Requires-Dist: opencv-python>=4.9.0; extra == "ocr"
Requires-Dist: Pillow>=10.2.0; extra == "ocr"
Requires-Dist: pdfplumber==0.10.4; extra == "ocr"
Requires-Dist: docling>=2.0.0; extra == "ocr"
Requires-Dist: deepsearch-toolkit; extra == "ocr"
Requires-Dist: fastapi>=0.109.0; extra == "ocr"
Requires-Dist: uvicorn>=0.27.0; extra == "ocr"
Requires-Dist: numpy; extra == "ocr"
Provides-Extra: dev
Requires-Dist: pytest==8.1.1; extra == "dev"

# CrewAI Enterprise Tools

> [!IMPORTANT]
> **INTERNAL PACKAGE**
> This package is for internal use only and is distributed via our **Private PyPI** registry. Do not publish to public PyPI.

## Overview
This repository functions as a centralized **Tool Registry** for CrewAI agents. It bridges the gap between high-level agentic reasoning and low-level, heavy-duty processing engines.

**For:** AI Engineers & Agent Developers using CrewAI.

> [!NOTE]
> A compatibility shim is applied for OCR tooling to support legacy langchain interfaces.
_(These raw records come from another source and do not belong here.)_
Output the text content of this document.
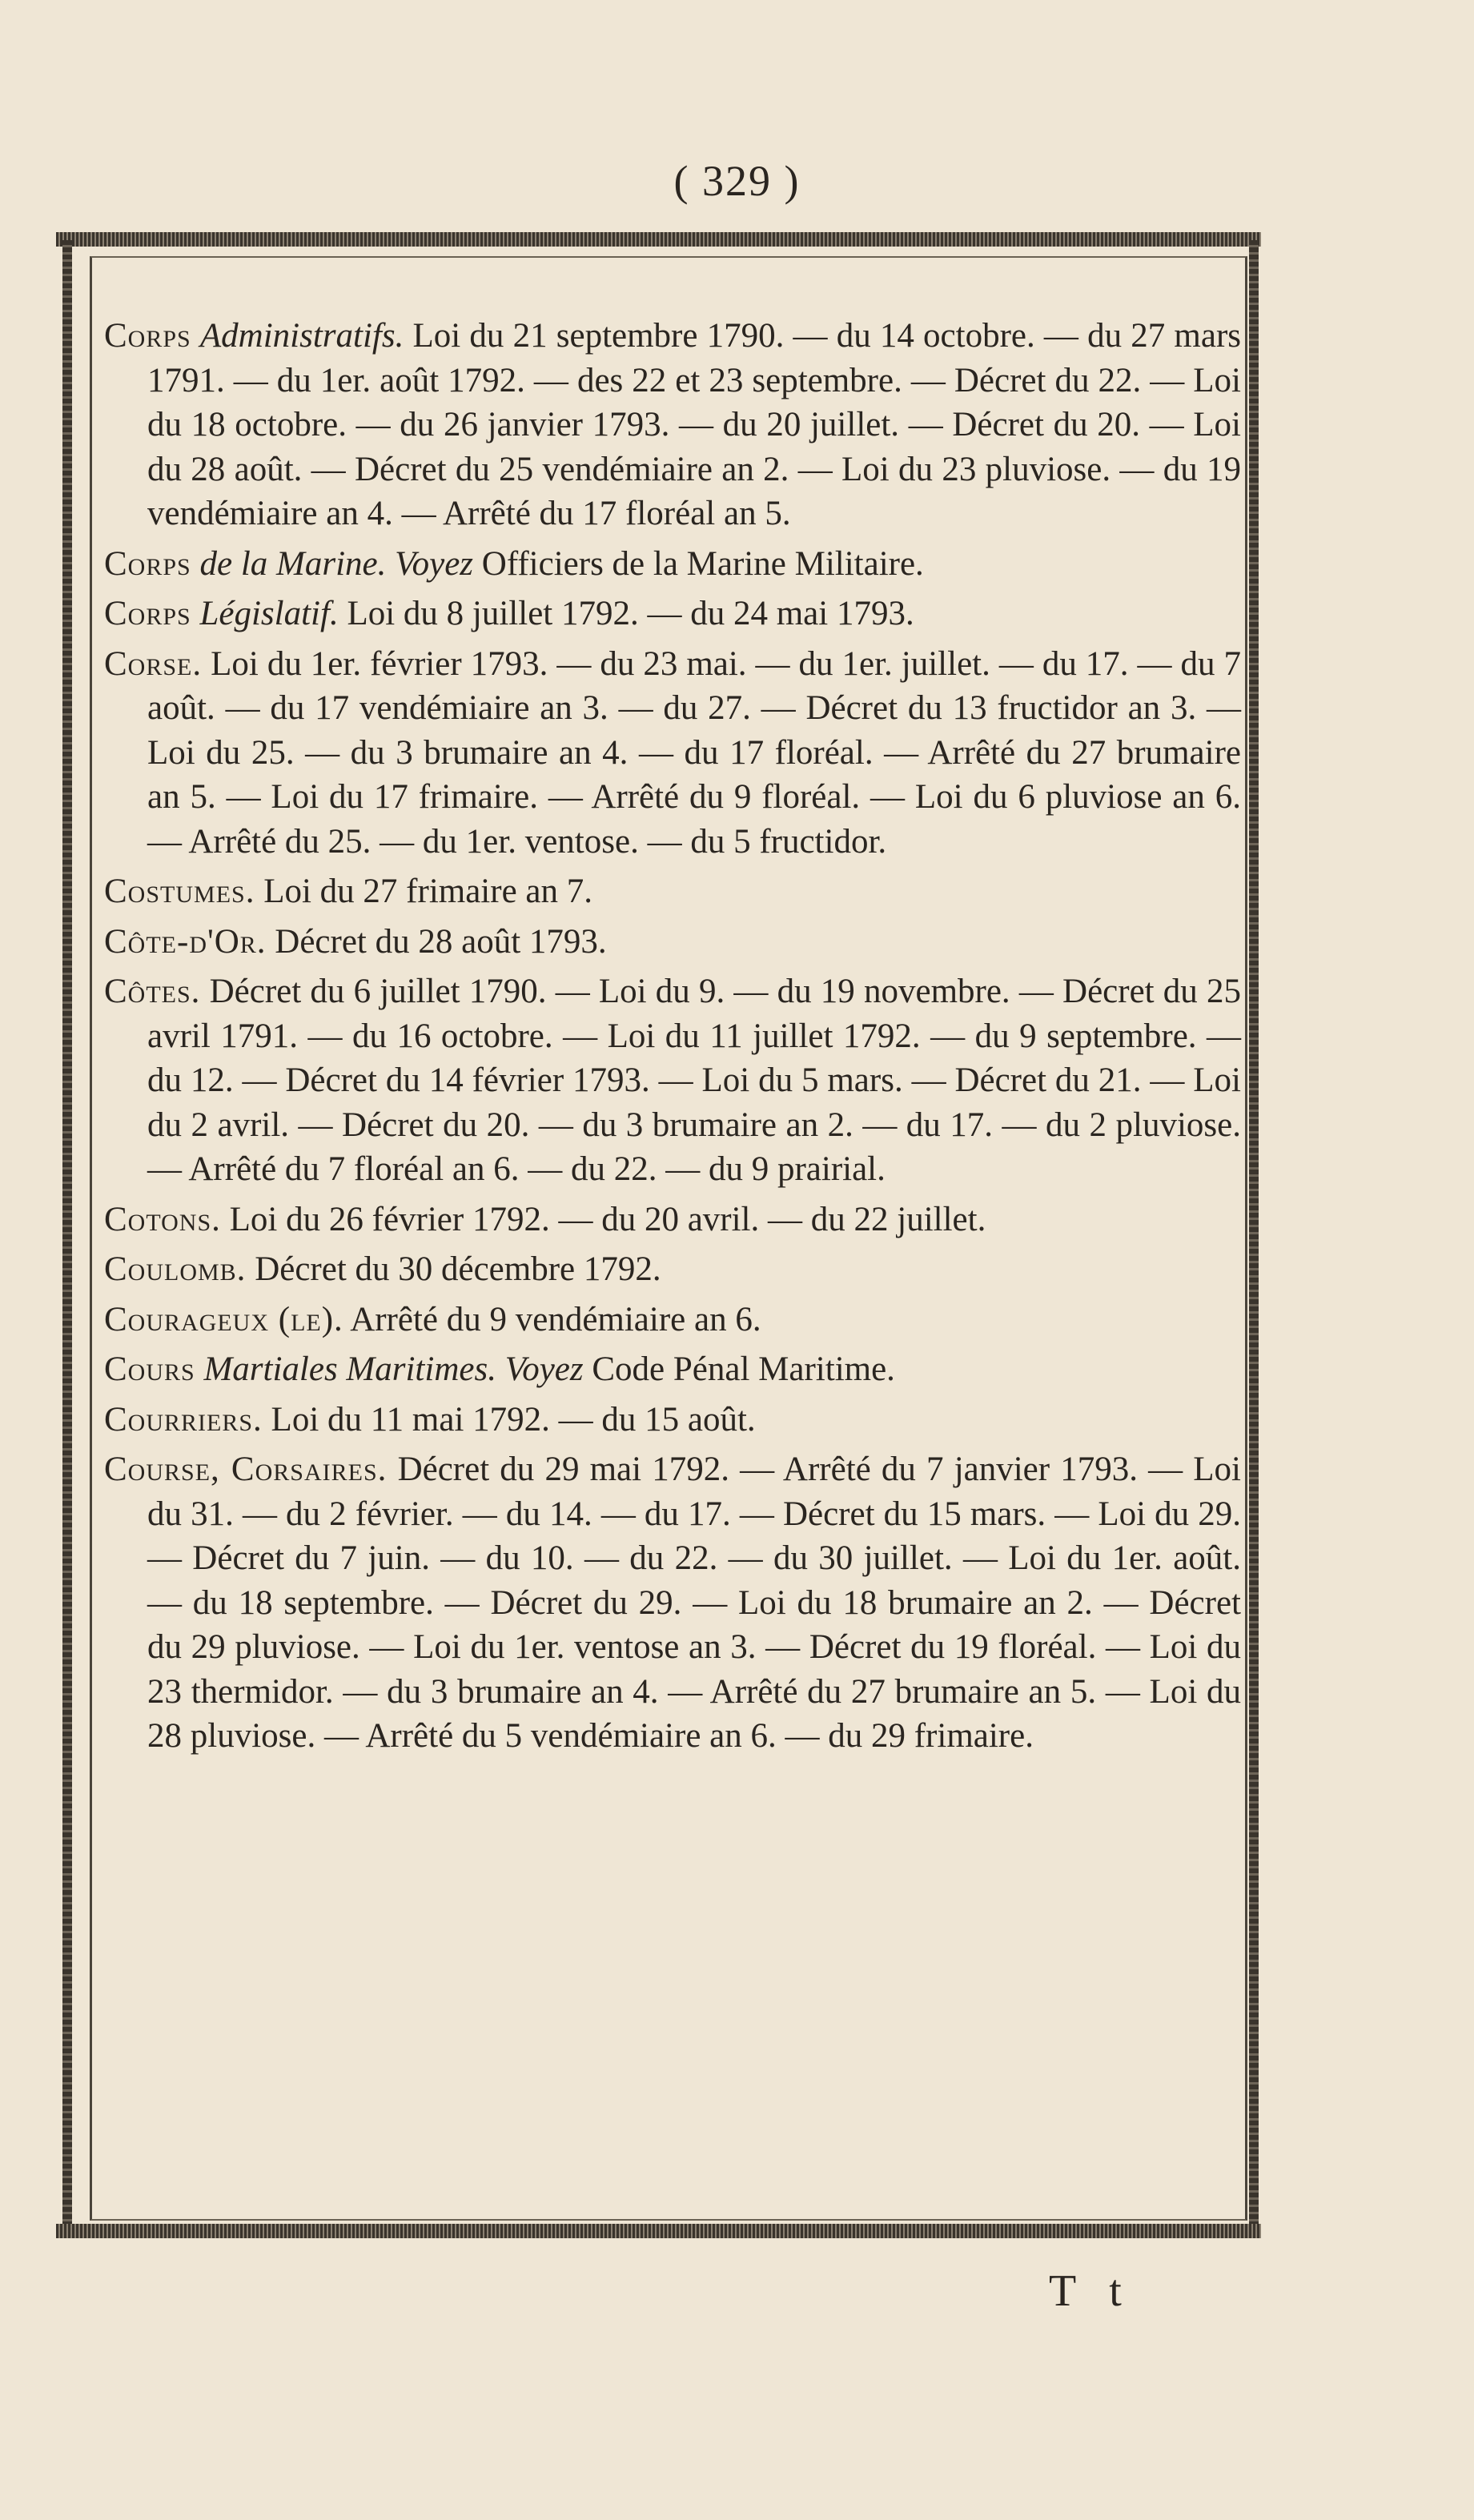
( 329 )

Corps Administratifs. Loi du 21 septembre 1790. — du 14 octobre. — du 27 mars 1791. — du 1er. août 1792. — des 22 et 23 septembre. — Décret du 22. — Loi du 18 octobre. — du 26 janvier 1793. — du 20 juillet. — Décret du 20. — Loi du 28 août. — Décret du 25 vendémiaire an 2. — Loi du 23 pluviose. — du 19 vendémiaire an 4. — Arrêté du 17 floréal an 5.

Corps de la Marine. Voyez Officiers de la Marine Militaire.

Corps Législatif. Loi du 8 juillet 1792. — du 24 mai 1793.

Corse. Loi du 1er. février 1793. — du 23 mai. — du 1er. juillet. — du 17. — du 7 août. — du 17 vendémiaire an 3. — du 27. — Décret du 13 fructidor an 3. — Loi du 25. — du 3 brumaire an 4. — du 17 floréal. — Arrêté du 27 brumaire an 5. — Loi du 17 frimaire. — Arrêté du 9 floréal. — Loi du 6 pluviose an 6. — Arrêté du 25. — du 1er. ventose. — du 5 fructidor.

Costumes. Loi du 27 frimaire an 7.

Côte-d'Or. Décret du 28 août 1793.

Côtes. Décret du 6 juillet 1790. — Loi du 9. — du 19 novembre. — Décret du 25 avril 1791. — du 16 octobre. — Loi du 11 juillet 1792. — du 9 septembre. — du 12. — Décret du 14 février 1793. — Loi du 5 mars. — Décret du 21. — Loi du 2 avril. — Décret du 20. — du 3 brumaire an 2. — du 17. — du 2 pluviose. — Arrêté du 7 floréal an 6. — du 22. — du 9 prairial.

Cotons. Loi du 26 février 1792. — du 20 avril. — du 22 juillet.

Coulomb. Décret du 30 décembre 1792.

Courageux (le). Arrêté du 9 vendémiaire an 6.

Cours Martiales Maritimes. Voyez Code Pénal Maritime.

Courriers. Loi du 11 mai 1792. — du 15 août.

Course, Corsaires. Décret du 29 mai 1792. — Arrêté du 7 janvier 1793. — Loi du 31. — du 2 février. — du 14. — du 17. — Décret du 15 mars. — Loi du 29. — Décret du 7 juin. — du 10. — du 22. — du 30 juillet. — Loi du 1er. août. — du 18 septembre. — Décret du 29. — Loi du 18 brumaire an 2. — Décret du 29 pluviose. — Loi du 1er. ventose an 3. — Décret du 19 floréal. — Loi du 23 thermidor. — du 3 brumaire an 4. — Arrêté du 27 brumaire an 5. — Loi du 28 pluviose. — Arrêté du 5 vendémiaire an 6. — du 29 frimaire.

T t
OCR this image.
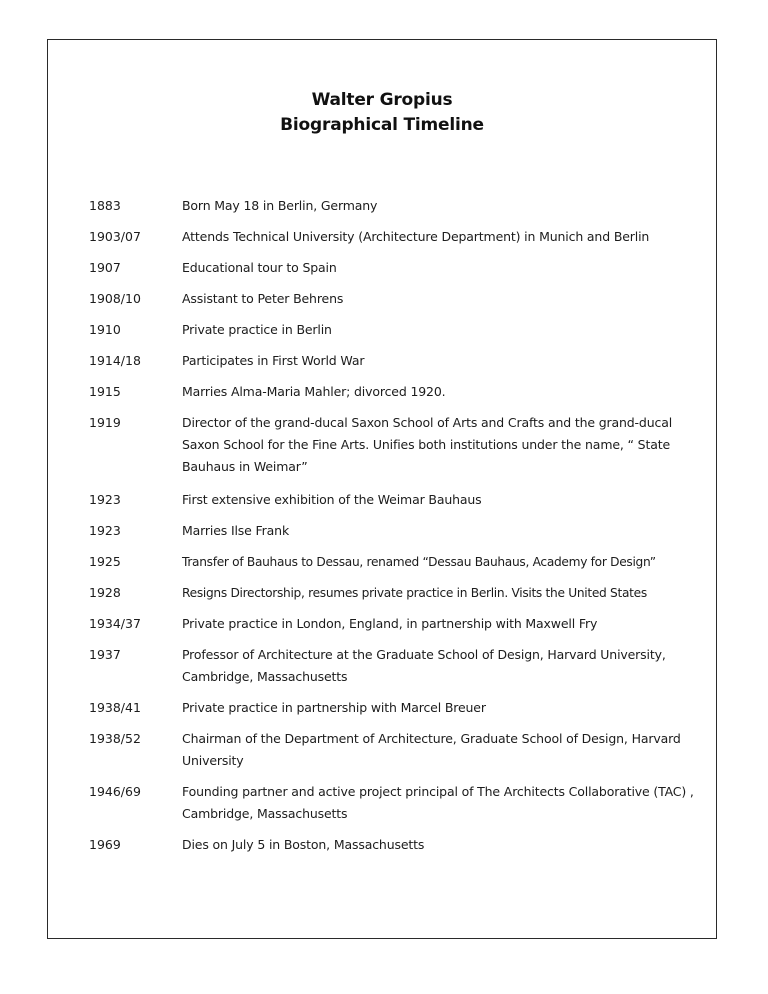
Walter Gropius
Biographical Timeline
1883	Born May 18 in Berlin, Germany
1903/07	Attends Technical University (Architecture Department) in Munich and Berlin
1907	Educational tour to Spain
1908/10	Assistant to Peter Behrens
1910	Private practice in Berlin
1914/18	Participates in First World War
1915	Marries Alma-Maria Mahler; divorced 1920.
1919	Director of the grand-ducal Saxon School of Arts and Crafts and the grand-ducal Saxon School for the Fine Arts. Unifies both institutions under the name, “ State Bauhaus in Weimar”
1923	First extensive exhibition of the Weimar Bauhaus
1923	Marries Ilse Frank
1925	Transfer of Bauhaus to Dessau, renamed “Dessau Bauhaus, Academy for Design”
1928	Resigns Directorship, resumes private practice in Berlin. Visits the United States
1934/37	Private practice in London, England, in partnership with Maxwell Fry
1937	Professor of Architecture at the Graduate School of Design, Harvard University, Cambridge, Massachusetts
1938/41	Private practice in partnership with Marcel Breuer
1938/52	Chairman of the Department of Architecture, Graduate School of Design, Harvard University
1946/69	Founding partner and active project principal of The Architects Collaborative (TAC) , Cambridge, Massachusetts
1969	Dies on July 5 in Boston, Massachusetts
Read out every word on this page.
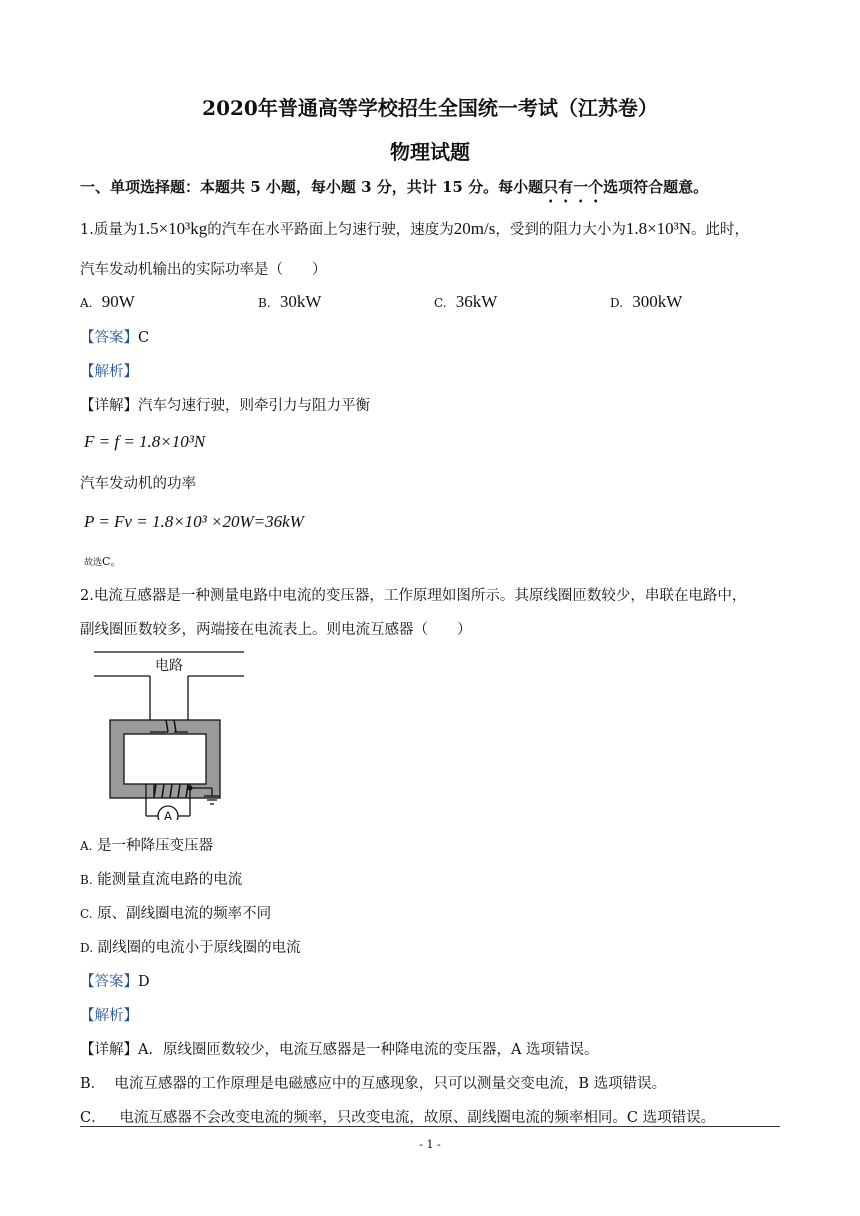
2020年普通高等学校招生全国统一考试（江苏卷）
物理试题
一、单项选择题：本题共 5 小题，每小题 3 分，共计 15 分。每小题只有一个选项符合题意。
1.质量为1.5×10³kg的汽车在水平路面上匀速行驶，速度为20m/s，受到的阻力大小为1.8×10³N。此时，
汽车发动机输出的实际功率是（　　）
A. 90W	B. 30kW	C. 36kW	D. 300kW
【答案】C
【解析】
【详解】汽车匀速行驶，则牵引力与阻力平衡
F = f = 1.8×10³N
汽车发动机的功率
P = Fv = 1.8×10³ ×20W=36kW
故选C。
2.电流互感器是一种测量电路中电流的变压器，工作原理如图所示。其原线圈匝数较少，串联在电路中，
副线圈匝数较多，两端接在电流表上。则电流互感器（　　）
A
电路
A. 是一种降压变压器
B. 能测量直流电路的电流
C. 原、副线圈电流的频率不同
D. 副线圈的电流小于原线圈的电流
【答案】D
【解析】
【详解】A．原线圈匝数较少，电流互感器是一种降电流的变压器，A 选项错误。
B． 电流互感器的工作原理是电磁感应中的互感现象，只可以测量交变电流，B 选项错误。
C． 电流互感器不会改变电流的频率，只改变电流，故原、副线圈电流的频率相同。C 选项错误。
- 1 -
This is only imported when OCR is used.

## Environment Variables
The following environment variables are required for runtime usage:

| Variable | Description | Required For |
| :--- | :--- | :--- |
| `OPENAI_API_KEY` | OpenAI API Key (starts with `sk-`) | Core Agent Logic |
| `GMAIL_EMAIL` | Google Workspace Email Account | Gmail Tools |
| `GMAIL_PASSWORD` | App Password (not login password) | Gmail Tools |

## Design Philosophy
We follow a strict **Four-Tier Architecture** to ensure Scalability and Stability:

1.  **Agents (Consumers)**: The CrewAI agents that define *why* a task is done.
2.  **Tools (`tools/`)**: The **Public Interface**. Lightweight wrappers that define *how* an agent calls a function.
3.  **Cores (`cores/`)**: The **Heavy Engines**. Complex logic (external APIs, protocol handling).
4.  **MLCore (`mlcore/`)**: The **Intelligence Assets**. Proprietary model weights and inference logic.

```mermaid
graph LR
    A[Agent] -->|Imports| B(Tool Wrapper)
    B -->|Calls| C[Core Engine]
    C -->|Invokes| D[MLCore]
    D -->|Optional HTTP| S[Persistent Server]
```

## Discovery & Usage
Tools are located in `tools/<tool_name>/tool.py`.

### Installation
1. Clone the repository.
2. Install in editable mode:
   ```bash
   pip install -e .
   ```

### Usage
Now you can import tools from anywhere on your system:

```python
from crewai import Agent
from apolis_ai_tools import OutlookSendTool
# ... imports ...

# Instantiate
outlook_tool = OutlookSendTool()

data_agent = Agent(
    role="...",
    goal="...",
    tools=[outlook_tool],
    verbose=True
)
```
*See individual tool READMEs for specific instructions.*

## Available Tools

### Document Processing
- **DocParserTool** (`parse_document`) - Extract structured data from PDFs with OCR fallback
  - Uses Docling + PaddleOCR for robust extraction
  - Returns pages, blocks, tables, and layout information
  - [Documentation](tools/doc_parser/README.md)

### Email Integration
- **GmailSendTool** - Send emails via Gmail SMTP
- **GmailSearchTool** - Search Gmail inbox with filters
- **GmailDraftTool** - Create email drafts
  - [Documentation](tools/gmail_tools/README.md)

### Validation
- **ValidateExtractionTool** - Validate extracted data with automatic confidence scoring
  - Type validation (string, number, date, email, currency, percentage, etc.)
  - Constraint validation (min/max, patterns, enums)
  - Business rule validation
  - Pre-built schemas for hotel contracts, invoices, contacts
  - [Documentation](tools/validation/README.md)

### Enterprise Email
- **OutlookTools** - Microsoft Outlook integration for enterprise environments
  - [Documentation](tools/outlook_tools/README.md)

## Installation Details

| Method | Command | Use Case |
| :--- | :--- | :--- |
| **Editable** | `pip install -e .` | Best for development. Changes to code update immediately. |
| **Standard** | `pip install .` | Best for deployment. Freezes the code version. |

> [!NOTE]
> The package name is `apolis-ai-tools`. All imports must start with `apolis_ai_tools.`.

## Strict Usage Rules
1.  **NO Core Imports**: Agents must never import from `cores/`. Treat `cores` as internal implementation details that may change or move to microservices.
2.  **Immutability**: Do not modify tool code to fit an agent's prompt. Fix the prompt, not the tool.
3.  **Statelessness**: Tools should be stateless. If state is needed (e.g., loading a 5GB model), it must remain in the **Core** or a **Server**.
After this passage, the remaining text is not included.